Investigation of the Robustness and Transferability of Adversarial Patches in Multi-View Infrared Target Detection

This paper proposes a novel adversarial patch-generation method for infrared images, focusing on enhancing the robustness and transferability of infrared adversarial patches. To improve the flexibility and diversity of the generation process, a Bernoulli random dropout strategy is adopted. The loss function integrates multiple components, including target hiding loss, smoothing loss, structural similarity loss, and patch pixel value loss, ensuring that the generated patches maintain low texture complexity and natural visual features.
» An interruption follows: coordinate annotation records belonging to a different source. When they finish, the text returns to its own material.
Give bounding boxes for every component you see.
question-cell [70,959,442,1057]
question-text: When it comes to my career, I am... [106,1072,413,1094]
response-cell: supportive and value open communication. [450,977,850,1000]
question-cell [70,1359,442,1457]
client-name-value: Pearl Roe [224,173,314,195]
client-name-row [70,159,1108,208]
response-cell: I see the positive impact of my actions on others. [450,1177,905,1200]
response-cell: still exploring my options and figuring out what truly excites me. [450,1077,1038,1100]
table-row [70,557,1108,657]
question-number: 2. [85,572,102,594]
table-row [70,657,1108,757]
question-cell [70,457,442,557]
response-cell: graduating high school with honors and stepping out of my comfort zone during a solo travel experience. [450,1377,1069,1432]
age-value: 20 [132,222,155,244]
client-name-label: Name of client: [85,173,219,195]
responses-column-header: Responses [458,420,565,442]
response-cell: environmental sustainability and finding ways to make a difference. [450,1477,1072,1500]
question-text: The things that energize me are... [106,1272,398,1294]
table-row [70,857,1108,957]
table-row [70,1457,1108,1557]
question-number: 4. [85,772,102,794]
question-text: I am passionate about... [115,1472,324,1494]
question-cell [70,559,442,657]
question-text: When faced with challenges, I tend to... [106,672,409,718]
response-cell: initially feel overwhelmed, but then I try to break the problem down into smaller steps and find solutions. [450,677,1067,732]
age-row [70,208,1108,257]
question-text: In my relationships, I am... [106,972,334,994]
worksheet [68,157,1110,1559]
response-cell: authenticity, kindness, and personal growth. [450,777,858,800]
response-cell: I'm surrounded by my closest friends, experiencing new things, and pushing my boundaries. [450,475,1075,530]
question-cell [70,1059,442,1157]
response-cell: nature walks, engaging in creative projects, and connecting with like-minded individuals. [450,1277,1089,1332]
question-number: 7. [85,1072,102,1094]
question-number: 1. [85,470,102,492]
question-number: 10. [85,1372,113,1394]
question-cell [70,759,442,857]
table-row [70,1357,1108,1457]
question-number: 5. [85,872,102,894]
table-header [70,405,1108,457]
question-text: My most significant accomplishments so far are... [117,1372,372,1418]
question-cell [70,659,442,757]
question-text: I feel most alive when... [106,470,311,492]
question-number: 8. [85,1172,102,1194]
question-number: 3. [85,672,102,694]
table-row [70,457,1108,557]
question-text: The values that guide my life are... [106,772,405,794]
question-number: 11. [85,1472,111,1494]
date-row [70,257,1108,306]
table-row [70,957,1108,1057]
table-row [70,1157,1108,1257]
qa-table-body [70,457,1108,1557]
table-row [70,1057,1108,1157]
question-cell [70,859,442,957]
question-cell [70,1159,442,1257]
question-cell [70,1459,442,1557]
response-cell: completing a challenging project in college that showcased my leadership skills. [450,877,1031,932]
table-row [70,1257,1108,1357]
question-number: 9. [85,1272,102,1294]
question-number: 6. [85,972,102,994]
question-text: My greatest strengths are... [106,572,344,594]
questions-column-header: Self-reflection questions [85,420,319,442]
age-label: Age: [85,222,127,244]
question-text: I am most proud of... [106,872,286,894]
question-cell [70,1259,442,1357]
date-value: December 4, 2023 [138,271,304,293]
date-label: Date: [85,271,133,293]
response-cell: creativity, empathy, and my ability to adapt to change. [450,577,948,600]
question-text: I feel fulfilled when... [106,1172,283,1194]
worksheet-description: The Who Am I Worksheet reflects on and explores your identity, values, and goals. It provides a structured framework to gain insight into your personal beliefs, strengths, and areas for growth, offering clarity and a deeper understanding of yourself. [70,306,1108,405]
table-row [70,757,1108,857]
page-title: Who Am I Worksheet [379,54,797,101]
During model training, the Grad-CAM algorithm is employed to identify the critical regions of interest in the target detector, where adversarial patches are applied to maximize the attack effectiveness. Furthermore, affine transformations and random erasing operations are introduced to increase the diversity and adaptability of patches, thereby enhancing their effectiveness across different scenarios. Experimental results demonstrate that the proposed GADP (Generative Adversarial Patch based on Bernoulli Random Dropout and Loss Function Optimization) algorithm achieves a high Attack Success Rate of 75.8% on various target detection models, significantly reducing the average precision (AP). Specifically, the AP of the YOLOv5s model drops from 81.3% to 15.1%. Compared with existing adversarial attack methods such as advYOLO Patch and QR Attack, GADP exhibits superior transferability and attack performance, reducing the Average Precision of multiple detection models to around 40%. The proposed method is not only theoretically innovative but also shows potential practical value, particularly in tasks such as unmanned aerial vehicle (UAV) detection and ground security under low-visibility environments. This study provides new insights into adversarial attack research for infrared target recognition.